Offline validation on nuScenes is consistent: VILTA achieves a 65% success rate on challenging scenarios (vs. BC+PPO 62%) and 93% on normal scenarios (vs. BC+PPO 89%).

Highlights & Insights¶

VLE Paradigm Innovation: Having the VLM edit a base trajectory rather than generate from scratch — the insight that "editing > generation" is borrowed from the image editing domain and validated here for the first time in autonomous driving. Direct generation yields diversity but insufficient challenge; editing achieves both simultaneously.
VLM as a Closed-Loop Adversary: This breaks the two-stage paradigm in which VLMs serve only as analyzers or describers, enabling the VLM to directly participate in trajectory editing and fully exploit its generalization capability.
Alternating Normal/Challenging Training Prevents Catastrophic Forgetting: A simple alternation strategy effectively preserves performance on normal scenarios.

Limitations & Future Work¶

Validation is conducted in simulation only; sim-to-real transfer is not discussed.
Only a single "hazardous vehicle" trajectory is edited at a time; real-world scenarios may involve complex multi-vehicle coordinated interactions.
Hazardous vehicle selection and maneuver type assignment rely on predefined rules, which could be replaced by a learned discovery mechanism.
Performance depends on the capabilities of the underlying VLM; specific biases of the VLM are not analyzed.
On Town05, VILTA's collision rate in challenging scenarios is higher than CAT's (0.43 vs. 0.27), indicating that generalization requires further improvement.
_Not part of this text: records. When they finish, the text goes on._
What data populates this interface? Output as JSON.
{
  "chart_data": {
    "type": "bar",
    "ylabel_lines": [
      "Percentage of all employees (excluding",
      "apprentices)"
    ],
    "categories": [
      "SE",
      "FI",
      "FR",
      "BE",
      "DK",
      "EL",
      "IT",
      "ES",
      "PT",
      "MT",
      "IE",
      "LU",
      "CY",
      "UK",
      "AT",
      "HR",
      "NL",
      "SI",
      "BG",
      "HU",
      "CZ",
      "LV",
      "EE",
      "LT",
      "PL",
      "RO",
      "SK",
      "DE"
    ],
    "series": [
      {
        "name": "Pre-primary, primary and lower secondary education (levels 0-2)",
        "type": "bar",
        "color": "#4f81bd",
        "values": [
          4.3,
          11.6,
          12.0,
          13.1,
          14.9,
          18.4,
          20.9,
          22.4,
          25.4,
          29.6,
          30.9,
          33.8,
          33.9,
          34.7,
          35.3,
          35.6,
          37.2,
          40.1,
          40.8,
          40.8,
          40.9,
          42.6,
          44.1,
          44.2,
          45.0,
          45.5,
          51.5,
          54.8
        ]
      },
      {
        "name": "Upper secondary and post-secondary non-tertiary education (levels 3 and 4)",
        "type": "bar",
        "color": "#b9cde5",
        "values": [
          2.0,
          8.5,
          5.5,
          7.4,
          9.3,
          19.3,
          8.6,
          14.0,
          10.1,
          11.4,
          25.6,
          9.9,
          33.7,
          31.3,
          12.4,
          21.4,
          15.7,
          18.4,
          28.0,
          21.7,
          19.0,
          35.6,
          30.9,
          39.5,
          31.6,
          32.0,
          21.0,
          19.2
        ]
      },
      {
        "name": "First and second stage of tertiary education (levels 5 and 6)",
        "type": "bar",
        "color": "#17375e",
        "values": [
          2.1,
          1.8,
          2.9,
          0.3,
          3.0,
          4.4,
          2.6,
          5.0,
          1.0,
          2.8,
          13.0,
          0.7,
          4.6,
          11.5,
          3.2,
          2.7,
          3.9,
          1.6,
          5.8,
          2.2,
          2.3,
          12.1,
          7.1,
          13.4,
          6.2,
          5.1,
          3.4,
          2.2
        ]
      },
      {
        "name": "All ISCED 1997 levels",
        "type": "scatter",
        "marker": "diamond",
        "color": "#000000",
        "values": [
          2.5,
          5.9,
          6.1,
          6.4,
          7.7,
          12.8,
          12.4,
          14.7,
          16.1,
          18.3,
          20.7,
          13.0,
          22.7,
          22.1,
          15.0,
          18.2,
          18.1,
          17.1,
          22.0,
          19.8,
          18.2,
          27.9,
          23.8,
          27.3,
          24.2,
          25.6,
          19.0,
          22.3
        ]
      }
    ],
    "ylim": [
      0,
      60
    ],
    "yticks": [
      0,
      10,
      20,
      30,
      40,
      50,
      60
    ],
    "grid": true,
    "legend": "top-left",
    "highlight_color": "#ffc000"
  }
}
vs. CurricuVLM: CurricuVLM uses a VLM to analyze weaknesses and guide resampling (two-stage); VILTA has the VLM directly edit trajectories (single-stage).
vs. CAT: CAT generates adversarial trajectories using a motion prediction model, whose diversity is limited by training data; VILTA exploits the generalization capacity of VLMs to produce more diverse challenges.
vs. VLM-RL: VLM-RL applies VLMs to reward signal generation; VILTA applies them to scenario generation — these represent different dimensions of VLM utilization.
Insight: The TAPA paper's concept of "LLM as action-space modulator" and VILTA's "VLM as scenario generator" share a similar philosophy — both use large models as "behind-the-scenes designers" rather than front-end decision makers.

Rating¶

Novelty: ⭐⭐⭐⭐ VLM-in-the-Loop combined with the VLE editing paradigm is a novel contribution.
Experimental Thoroughness: ⭐⭐⭐⭐ CARLA across 5 towns + nuScenes + extensive ablations + trajectory analysis.
Writing Quality: ⭐⭐⭐⭐ Framework description is clear and visualizations are rich.
Value: ⭐⭐⭐⭐ Establishes a new paradigm for applying VLMs in autonomous driving training.